THE LAST VOYAGE and Other Stories by James Hanley (Harvill; #9.99)

On his death in 1985 at the age of 84, James Hanley earned a Times obituary headlined Neglected Genius of the Novel, which, though well deserved, didn't do much to reverse his neglect. Given his penchant for old-fashioned realist narrative and his unvarying concentration upon the lives of the poor, nothing ever will; but what is a paperbacks column for if not to speak up for the deserving dead?

Hanley was the British Jack London, the working-class Joseph Conrad, and the B Traven of the sea - all of which elements are reflected in this collection of four long-short stories and a novella, which deal with seagoing dangers, the horrors of trench warfare in the First World War, and the torment of the condemned cell. His descriptions of the lives of the wretched of the earth must strike the modern reader as shockingly real compared to what George Steiner calls the ''lacy domesticities'' of present-day English fiction. This was what life was like for the great majority before the Second World War, and Hanley made superb art of it.

ANGRY WHITE PYJAMAS: An Oxford Poet Trains with the Tokyo Riot Police by Robert Twigger (Indigo; #6.99)

From the title of this book and the jocular photographs on its covers you might expect a wisecracking, self-deprecating kind of travel comedy in the manner of Bill Bryson; but you would be wrong and disappointed, as I suspect Robert Twigger's publishers must have been when he handed in his manuscript.

Although it begins as a knockabout culture-clash comedy about three young white men sharing a Tokyo flat and making a living from Teaching English as a Foreign Language, within 30 pages it develops into a lengthy and irony-free account of how the author, motivated by his perceived lack of physical fitness and self-discipline, took up aikido and tortured himself into major-league expertise in the arcane crafts of stylised violence.

One keeps expecting him to wink at the reader to signify that he isn't taking these obsessive physical jerks and the accompanying crypto-fascist, yogi-bogey militarist mysticism seriously, but he never does; he means it, man. God save Japan from Western friends like this one.

SELECTED WRITINGS by Izaak Walton (ed. Jessica Martin) (Carcanet; #9.95)

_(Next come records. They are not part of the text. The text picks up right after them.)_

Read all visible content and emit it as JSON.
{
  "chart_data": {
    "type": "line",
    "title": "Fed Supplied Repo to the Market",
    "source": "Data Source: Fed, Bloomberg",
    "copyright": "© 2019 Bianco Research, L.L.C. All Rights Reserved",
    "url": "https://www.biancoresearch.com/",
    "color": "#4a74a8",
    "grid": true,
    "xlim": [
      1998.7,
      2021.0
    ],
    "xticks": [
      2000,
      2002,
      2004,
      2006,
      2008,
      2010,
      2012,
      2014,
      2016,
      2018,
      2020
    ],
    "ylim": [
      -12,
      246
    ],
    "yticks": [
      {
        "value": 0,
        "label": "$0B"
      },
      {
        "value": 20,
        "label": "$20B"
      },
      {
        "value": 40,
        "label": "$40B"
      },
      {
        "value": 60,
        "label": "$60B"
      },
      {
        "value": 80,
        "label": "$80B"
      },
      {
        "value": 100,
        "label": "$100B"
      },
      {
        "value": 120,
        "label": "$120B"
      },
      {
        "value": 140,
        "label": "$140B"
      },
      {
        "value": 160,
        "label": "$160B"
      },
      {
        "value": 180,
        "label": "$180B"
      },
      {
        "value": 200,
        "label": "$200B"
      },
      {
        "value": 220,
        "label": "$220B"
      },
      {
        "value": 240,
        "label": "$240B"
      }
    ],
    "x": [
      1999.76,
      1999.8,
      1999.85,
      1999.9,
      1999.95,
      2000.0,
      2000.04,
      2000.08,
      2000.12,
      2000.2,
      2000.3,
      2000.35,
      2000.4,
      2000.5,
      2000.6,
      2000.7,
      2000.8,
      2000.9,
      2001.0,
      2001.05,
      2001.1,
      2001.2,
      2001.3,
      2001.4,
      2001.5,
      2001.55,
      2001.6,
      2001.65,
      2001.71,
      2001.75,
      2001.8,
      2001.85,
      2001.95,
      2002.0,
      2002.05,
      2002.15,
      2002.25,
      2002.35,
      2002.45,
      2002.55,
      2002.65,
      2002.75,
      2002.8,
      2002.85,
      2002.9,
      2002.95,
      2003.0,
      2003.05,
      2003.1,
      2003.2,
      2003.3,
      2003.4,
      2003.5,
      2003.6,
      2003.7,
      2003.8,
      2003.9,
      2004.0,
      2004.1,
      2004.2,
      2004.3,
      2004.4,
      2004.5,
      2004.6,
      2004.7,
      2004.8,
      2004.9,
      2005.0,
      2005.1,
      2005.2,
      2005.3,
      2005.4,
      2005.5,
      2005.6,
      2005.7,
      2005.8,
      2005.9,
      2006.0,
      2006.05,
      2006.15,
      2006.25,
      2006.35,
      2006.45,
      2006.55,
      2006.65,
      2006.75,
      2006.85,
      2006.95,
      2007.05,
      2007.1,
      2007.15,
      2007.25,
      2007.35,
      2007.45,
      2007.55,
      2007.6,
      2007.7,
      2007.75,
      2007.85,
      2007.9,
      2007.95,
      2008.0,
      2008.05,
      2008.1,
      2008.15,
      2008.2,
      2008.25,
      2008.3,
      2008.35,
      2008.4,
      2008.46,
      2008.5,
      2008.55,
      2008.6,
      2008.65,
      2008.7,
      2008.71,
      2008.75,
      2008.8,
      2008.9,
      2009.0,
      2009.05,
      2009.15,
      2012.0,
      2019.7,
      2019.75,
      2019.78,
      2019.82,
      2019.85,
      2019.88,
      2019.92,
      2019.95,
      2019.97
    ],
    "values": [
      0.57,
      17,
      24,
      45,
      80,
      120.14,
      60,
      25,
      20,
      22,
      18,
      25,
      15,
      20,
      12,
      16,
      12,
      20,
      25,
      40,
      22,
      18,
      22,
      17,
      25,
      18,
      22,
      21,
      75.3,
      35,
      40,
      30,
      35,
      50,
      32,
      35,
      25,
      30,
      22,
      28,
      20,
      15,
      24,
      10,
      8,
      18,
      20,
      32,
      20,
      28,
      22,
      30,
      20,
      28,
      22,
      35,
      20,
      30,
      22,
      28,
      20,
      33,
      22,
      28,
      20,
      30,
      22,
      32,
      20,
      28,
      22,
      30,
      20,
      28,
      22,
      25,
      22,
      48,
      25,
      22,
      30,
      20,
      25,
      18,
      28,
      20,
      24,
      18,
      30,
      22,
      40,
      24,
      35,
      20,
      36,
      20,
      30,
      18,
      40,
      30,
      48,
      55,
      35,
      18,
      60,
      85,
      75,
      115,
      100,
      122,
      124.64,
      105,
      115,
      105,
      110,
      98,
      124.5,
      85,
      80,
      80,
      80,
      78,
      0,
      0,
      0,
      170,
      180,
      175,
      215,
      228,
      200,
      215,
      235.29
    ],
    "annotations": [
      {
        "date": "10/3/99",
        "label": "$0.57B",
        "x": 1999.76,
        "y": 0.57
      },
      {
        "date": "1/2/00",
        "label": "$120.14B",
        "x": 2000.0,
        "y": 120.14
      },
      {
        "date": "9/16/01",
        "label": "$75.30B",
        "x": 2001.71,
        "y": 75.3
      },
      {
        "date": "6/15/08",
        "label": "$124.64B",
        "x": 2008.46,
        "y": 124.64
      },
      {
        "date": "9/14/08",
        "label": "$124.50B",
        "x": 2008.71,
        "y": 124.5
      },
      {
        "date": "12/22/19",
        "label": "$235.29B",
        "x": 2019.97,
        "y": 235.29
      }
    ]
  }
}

If for no other reason, this collection would be welcome as providing an opportunity to read a book - The Compleat Angler - whose title everyone recognises but hardly anyone has read in the past 300 years. Despite its (to modern eyes) quaint and artificial form as an argumentative dialogue between a hunter and a fisherman, the benign English clergyman's panegyric on angling makes droll and sprightly reading, but better and more illuminating than this engaging curiosity are the essays upon contemporary poets and writers, including John Donne, George Herbert, and Ben Jonson, that earned for Walton the title of the Father of English Biography.

Walton has an innocent taste for gossip and tattle-tale that puts one in mind of his friend the great John Aubrey, of Brief Lives fame; and everything in this hugely entertaining selection of prose and poetry is informed by his fascinating experience of having lived (1593-1683) through a century of Reformation, revolution, and Restoration. No collection is Compleat without it.